Büyük devletler bu savaşın daha da genişleyip, kendi topraklarına sıçramasında korktular. İngiltere, Fransa, Rusya, Almanya, Avusturya 10 Ekim 1912 nota verdiler.

Osmanlı devleti büyük devletlerin notasına vereceği kararı düşündüğü sırada 13 Ekim 1912 Balkan devletleri ittifak olup Osmanlı Devleti’ne bir nota da onlar verdiler.41

Bu notalar karşısında Osmanlı devletinin eli kolu bağlanmış, hareket edemiyordu. Elindeki mevcut topraklarını korumak için kaçınılmaz olan Balkan harbine istemeyerek girecekti.

18 Ekim 1912 yılında Büyük devletlerin arabuluculuklarıyla Osmanlı Devleti İtalya ile Uşi (Ouchy) anlaşmasını imzaladı.

Bu anlaşmanın şartlarına göre:

1-Osmanlı Trablusgarb ve Bingazi’yi, İtalya da işgal ettiği adaları derhal tahliye edip, terk edecek (Bu maddeye rağmen İtalya adaları derhal tahliye etmemiştir).

2-Osmanlı padişahının “Naib-üs-Sultan” ünvanıyla bir temsilci bırakacak; hutbeler padişah adına okunacak.

(24)

3-Trablusgarb ve Bingazi’den Duyun-ı Umumiye’ye para verilmeğe devam edilecek ve her sene iki milyon İtalyan liretinden, yaklaşık 90 bin Osmanlı altınından aşağı olmayacaktır.

4-Kapitülasyonların ilgisi hususunda İtalya hükümeti Osmanlı’ya yardım edecektir.42

Böylece Osmanlı Devletinin Afrika’da kalan son toprakları da kaybedilmiş oldu.
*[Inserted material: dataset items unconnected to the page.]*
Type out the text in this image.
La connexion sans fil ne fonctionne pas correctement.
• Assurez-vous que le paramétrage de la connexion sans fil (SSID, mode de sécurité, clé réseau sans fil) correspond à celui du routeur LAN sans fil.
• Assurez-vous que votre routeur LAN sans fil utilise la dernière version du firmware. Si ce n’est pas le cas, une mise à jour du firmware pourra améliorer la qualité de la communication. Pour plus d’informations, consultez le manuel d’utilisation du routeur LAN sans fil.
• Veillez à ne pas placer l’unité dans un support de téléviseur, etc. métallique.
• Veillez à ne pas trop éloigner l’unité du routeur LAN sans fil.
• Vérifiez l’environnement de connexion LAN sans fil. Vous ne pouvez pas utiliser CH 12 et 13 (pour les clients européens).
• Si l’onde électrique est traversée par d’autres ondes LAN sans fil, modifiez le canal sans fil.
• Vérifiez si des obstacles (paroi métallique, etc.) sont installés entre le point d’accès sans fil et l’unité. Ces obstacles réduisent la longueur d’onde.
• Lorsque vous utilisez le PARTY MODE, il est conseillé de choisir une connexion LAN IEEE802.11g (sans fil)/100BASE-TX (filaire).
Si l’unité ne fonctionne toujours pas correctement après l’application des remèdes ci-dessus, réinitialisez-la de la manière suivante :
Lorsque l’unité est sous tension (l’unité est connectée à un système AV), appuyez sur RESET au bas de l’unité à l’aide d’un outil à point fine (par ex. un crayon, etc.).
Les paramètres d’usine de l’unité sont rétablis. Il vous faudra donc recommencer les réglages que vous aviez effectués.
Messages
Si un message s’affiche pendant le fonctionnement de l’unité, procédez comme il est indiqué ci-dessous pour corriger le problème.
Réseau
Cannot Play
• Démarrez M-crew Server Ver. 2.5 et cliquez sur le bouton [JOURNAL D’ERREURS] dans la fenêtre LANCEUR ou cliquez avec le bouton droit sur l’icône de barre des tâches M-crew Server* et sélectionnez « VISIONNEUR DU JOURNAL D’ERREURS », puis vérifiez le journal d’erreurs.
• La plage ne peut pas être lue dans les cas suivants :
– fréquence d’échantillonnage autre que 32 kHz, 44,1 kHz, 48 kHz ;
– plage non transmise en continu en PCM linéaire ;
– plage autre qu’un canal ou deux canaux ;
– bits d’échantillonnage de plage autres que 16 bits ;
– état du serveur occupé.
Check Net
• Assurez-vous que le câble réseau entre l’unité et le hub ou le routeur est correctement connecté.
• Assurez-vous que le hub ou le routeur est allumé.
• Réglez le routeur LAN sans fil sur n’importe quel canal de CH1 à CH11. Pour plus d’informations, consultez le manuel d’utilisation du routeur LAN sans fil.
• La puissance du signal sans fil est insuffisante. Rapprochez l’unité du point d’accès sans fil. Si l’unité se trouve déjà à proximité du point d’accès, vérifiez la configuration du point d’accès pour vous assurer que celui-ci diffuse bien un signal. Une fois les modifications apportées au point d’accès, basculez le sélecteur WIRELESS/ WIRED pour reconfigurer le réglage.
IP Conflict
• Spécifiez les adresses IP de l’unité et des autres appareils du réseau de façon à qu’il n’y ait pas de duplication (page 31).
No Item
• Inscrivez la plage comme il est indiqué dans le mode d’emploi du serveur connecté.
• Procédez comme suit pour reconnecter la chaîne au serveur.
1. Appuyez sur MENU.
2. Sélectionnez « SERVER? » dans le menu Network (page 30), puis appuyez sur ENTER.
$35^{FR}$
Bu anlaşma Libya topraklarında çarpışan Türk subaylarına ve halka direk açıklanmadı. İki devlet arasında mütareke yapıldığı söylendi. Balkan savaşının patlak vermesi nedeniyle buradaki Türk subayların bir kısmı diğer cephelere kaydırıldı.

Buradaki kalan bir avuç Türk subay ve Enver Paşa’nın kardeşi Nuri Bey Trablus bölgesinde savaşı yönetmek üzere gönderildi. Şehzade Osman Fuad da Afrika grubları kumandanı olarak gönderildi. Ahmet Şerif Osmanlı devletinin görevlendiği “Naibü’s-Sultani”diye anılmaya başlandı.43

(25)

I. BÖLÜM

ATATÜRK’ÜN TRABLUSGARP SAVAŞINA KATILMASI VE

ATATÜRK DEVRİMLERİ

I.1. Osmanlı Devletinin Çöküş Sebepleri

Süratle büyüyerek gelişip, dünyanın en güçlü devletlerinden biri konumuna gelen Osmanlı İmparatorluğu, 17. yüzyıldan itibaren bir duraklama ve ardından gerileme ve çöküş dönemine girmiştir. İmparatorluk, toprak kaybetmeye, sınırlar daralmaya, nüfus azalmaya, ekonomik güç zayıflamaya başlamıştır. Gün gelmiş, bir zamanlar Osmanlı ordularının karşısında ürkek, yenik düşenler yeni yeni devletler halinde ortaya çıkmış; gün gelmiş tarihte aynı korkuyu yaşayan devletler, Osmanlı Devleti’ne "hasta adam” diyerek O'nun kalıtını paylaşmak için aralarında gizli anlaşmalar yapmışlardır. Sonunda İmparatorluk tam bir çöküntü ile karşı karşıya kalmıştır. Bu çöküşün ekonomik, toplumsal, siyasi, dini, kültürel nedenleri, dış ve iç etkenleri vardır. Temelde iç ve dış etkenler yer yer birbirini tamamlayan birbirine geçen sorunlardan kaynaklanmaktadır.

I.1.A. Dış Etkenler

17. yüzyılın sonlarında kanlı mezhep kavgalarını, savaşlarını geride bırakmışolan Avrupa, yıllardan beri kendisine korkulu düşler gördüren kıtanın pek çok ülkesini ele geçiren Osmanlı Devleti karşısında anlaşmak, birlikte davranmak derlenip toplanmak seviyesine ulaşmıştır. İngiltere, Fransa gibi, deniz aşırı ülkelerin zengin kaynaklarına el atan devletler bu ülkelerden sömürdükleriyle giderek zenginleşmekte Avrupa'daki küçük devletçiklerin yerini birliğe kavuşmuş güçlü devletler almakta; teknolojide atılımlar yapıp, ekonomiye makineyi sokarak sanayi devrimini gerçekleştirmekte; Fransız Devrimi ile egemenlik kavramına,

(26)

insan haklarına yeni yorumlar getirmekte; ulusçuluk akımını başlatıp yaymaktadır.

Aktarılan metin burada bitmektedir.